During the Bronze and Iron Ages, the surrounding area was settled by farmers who used the land for grazing. Following the Roman conquest of Britain the upland areas were not seen as attractive and the only Roman presence in the area was a marching camp on Malham Moor. During the Medieval period the lands were owned by the Monasteries, and their use for grazing continued. The High Trenhouse dwelling was originally built as a lodge for Fountains Abbey, at a time when much of the land on Malham Moor was owned by the monastic estates. The lodge housed a tenant, together with two or three shepherds and boys, who looked after the sheep
Following the dissolution of the monasteries, the Malham Moor estate changed hands several times until it was eventually acquired by Thomas Lister, the first Lord Ribblesdale, in the mid 1700s. It was sold to businessman James Morrison in 1852 and on his death inherited by his son, Walter.

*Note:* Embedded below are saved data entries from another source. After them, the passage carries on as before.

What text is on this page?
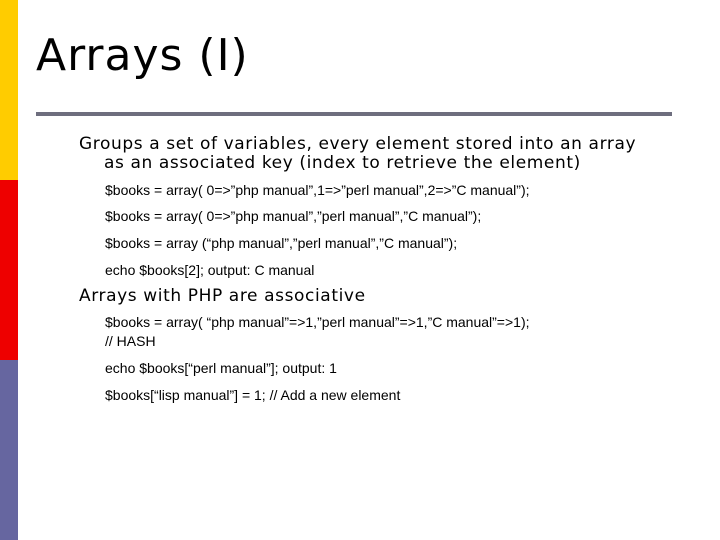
Arrays (I)
Groups a set of variables, every element stored into an array
as an associated key (index to retrieve the element)
$books = array( 0=>”php manual”,1=>”perl manual”,2=>”C manual”);
$books = array( 0=>”php manual”,”perl manual”,”C manual”);
$books = array (“php manual”,”perl manual”,”C manual”);
echo $books[2]; output: C manual
Arrays with PHP are associative
$books = array( “php manual”=>1,”perl manual”=>1,”C manual”=>1);
// HASH
echo $books[“perl manual”]; output: 1
$books[“lisp manual”] = 1; // Add a new element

While visiting Walter Morrison in 1858, author Charles Kingsley used Malham Tarn as the inspiration for the novel the “The Water-Babies”. When Walter Morrison died in 1921, High Trenhouse and several other farms entered independent ownership while the Tarn House estate was eventually gifted to the National Trust. High Trenhouse was a thousand acre sheep farm until 1976 when the land was divided and the house acquired by the current owner.